03.03.2021: Die Initiative Lieferkettengesetz äußert sich zum Gesetzentwurf "Gesetz über unternehmerische Sorgfaltspflichten in Lieferketten". Sie nimmt Stellung zu inakzeptablen Schwachstellen und Einschränkungen des Entwurfs und erwartet substanzielle Nachbesserungen.

Entwurf zum Lieferkettengesetz: massive Schwachstellen machen Nachbesserungen dringend erforderlich

Am 3. März 2021 soll der Gesetzentwurf "Gesetz über unternehmerische Sorgfaltspflichten in Lieferketten" ("Lieferkettengesetz") vom Kabinett beschlossen und dann dem Bundesrat und Bundestag vorgelegt werden. Der Gesetzentwurf leitet in Deutschland einen dringend notwendigen Paradigmenwechsel ein: Weg von einer rein freiwilligen Corporate Social Responsibility hin zu verbindlichen menschenrechtlichen und umweltbezogenen Vorgaben.
In der vorliegenden Form hat der Gesetzentwurf jedoch massive Schwachstellen und muss dringend nachgebessert werden: Auf Druck der Wirtschaftsverbände, des CDU-Wirtschaftsrats, des Bundeswirtschaftsministers und der Bundeskanzlerin wurde die Reichweite der Sorgfaltspflichten von Unternehmen so eingeschränkt, dass sich die Sorgfaltspflichten in vollem Umfang nur noch auf den eigenen Geschäftsbereich und die direkten Zulieferer (Vertragspartner) beziehen. Das Lieferkettengesetz würde damit geltende internationale Menschenrechtsstandards der Vereinten Nationen und der OECD unterlaufen, nach denen Unternehmen die Menschenrechte in der ganzen Wertschöpfungskette zu achten haben.
Aus Sicht der zivilgesellschaftlichen Akteure, die sich zur Initiative Lieferkettengesetz zusammengeschlossen haben, ist eine solche Einschränkung völlig inakzeptabel.

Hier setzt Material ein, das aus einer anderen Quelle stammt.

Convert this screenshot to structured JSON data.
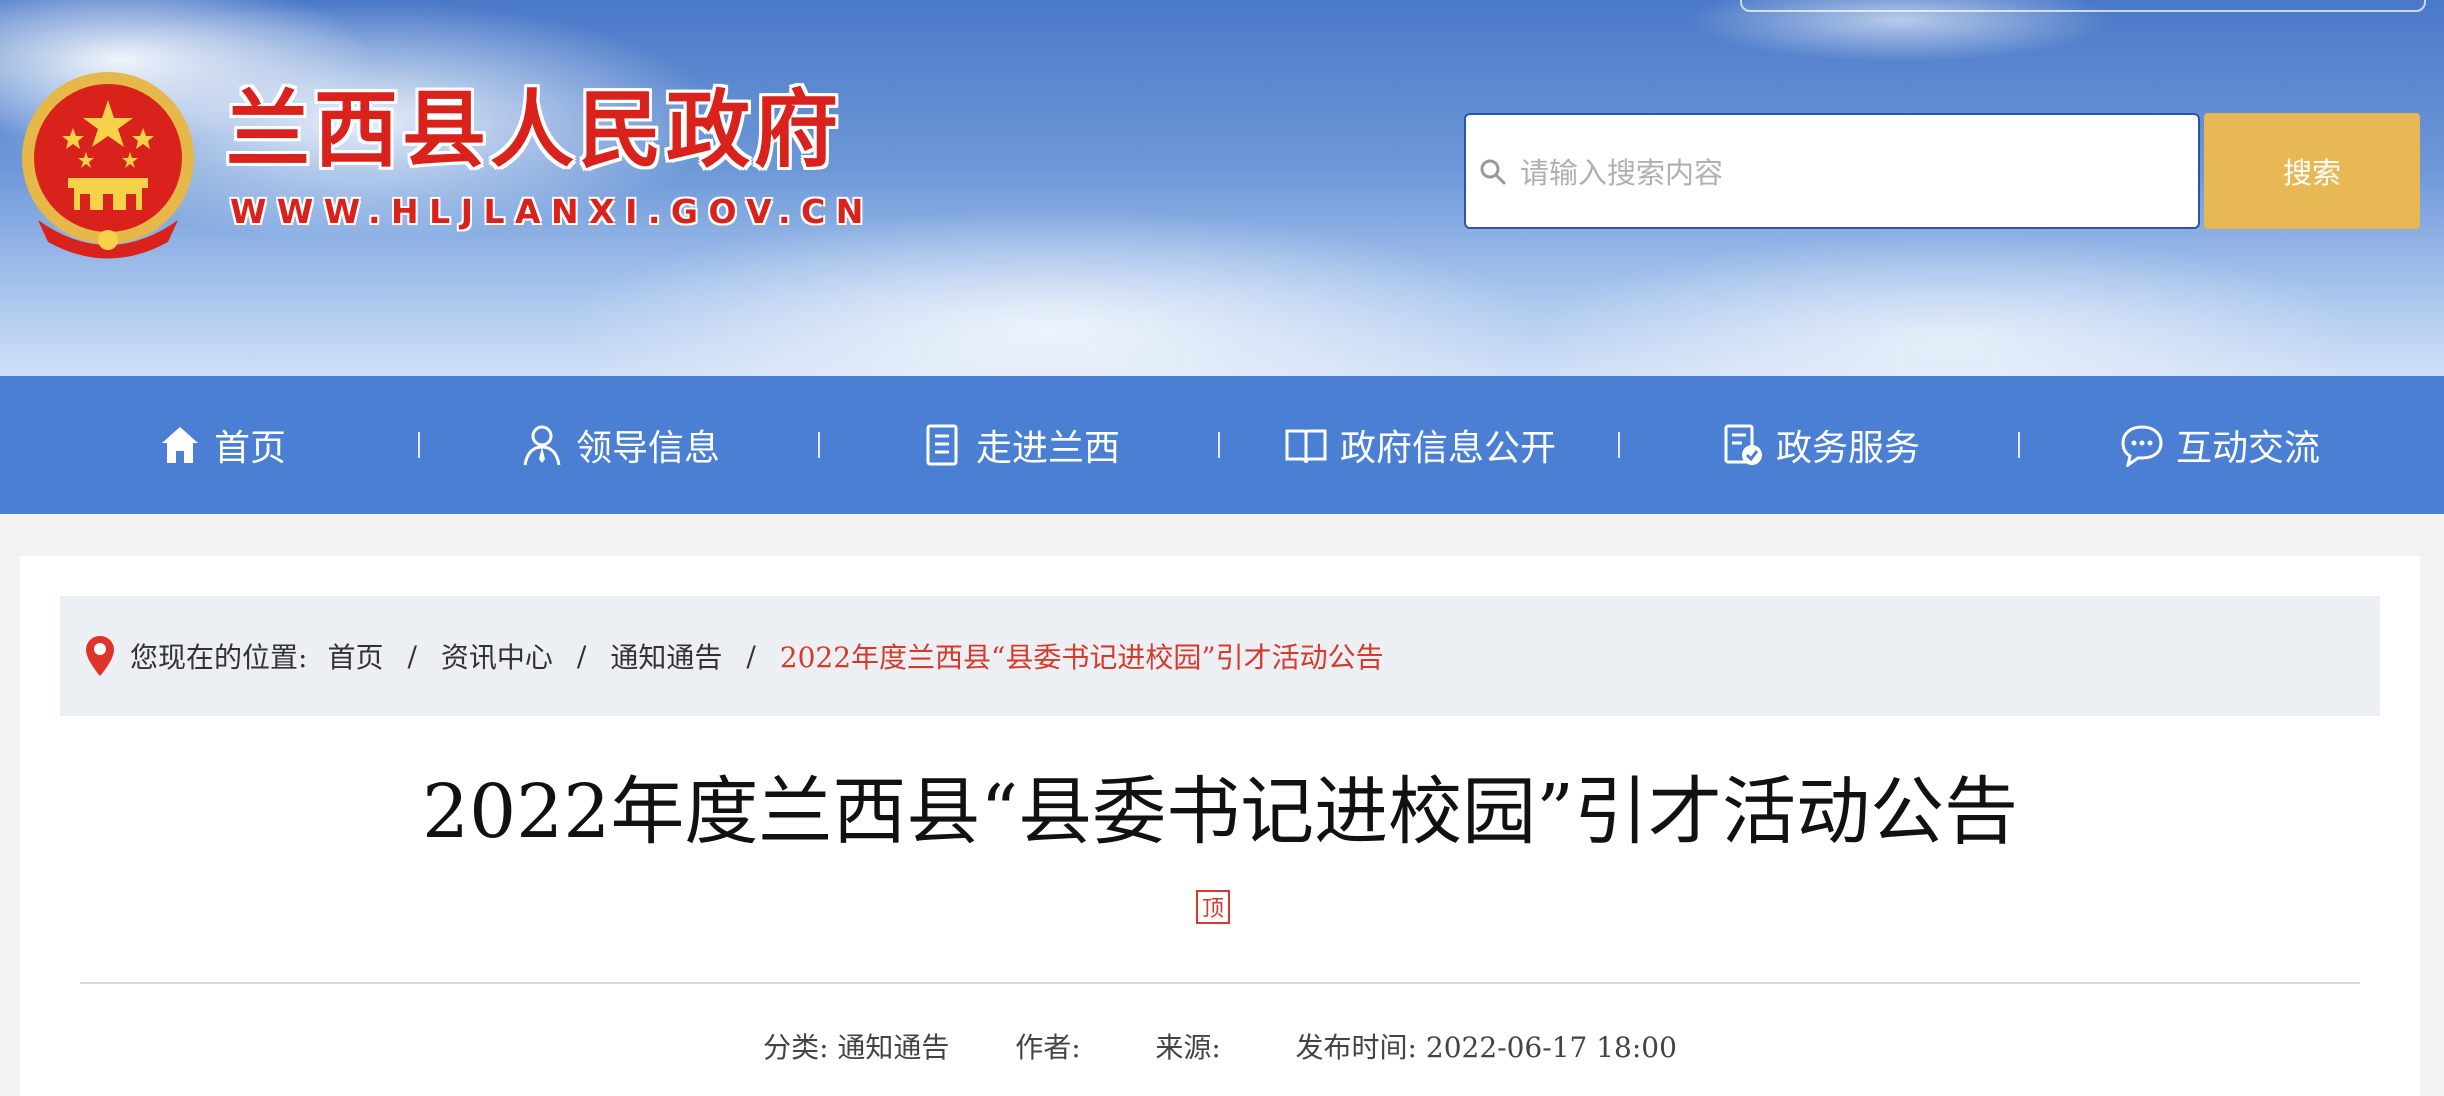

Denn die meisten Menschenrechtsverletzungen finden am Beginn der Lieferketten statt - und drohen somit, durch das Gesetz nicht erfasst zu werden.
Ebenso problematisch: Anders als das französische Sorgfaltspflichtengesetz (Loi de Vigilance) und die bisherigen Pläne für eine EU-Regulierung enthält der deutsche Gesetzentwurf keine zivilrechtliche Haftungsregelung und berücksichtigt Umweltstandards nur marginal. Zudem wurde die Anzahl der erfassten Unternehmen gegenüber den ursprünglichen Plänen der Bundesminister Heil und Müller auf Druck von Bundeswirtschaftsminister Altmaier um 60 Prozent reduziert.
In dieser Form wäre das deutsche Gesetz daher auch international das falsche Signal. Die Initiative Lieferkettengesetz wird sich daher in den kommenden Wochen und Monaten der parlamentarischen Befassung für deutliche Nachbesserungen einsetzen.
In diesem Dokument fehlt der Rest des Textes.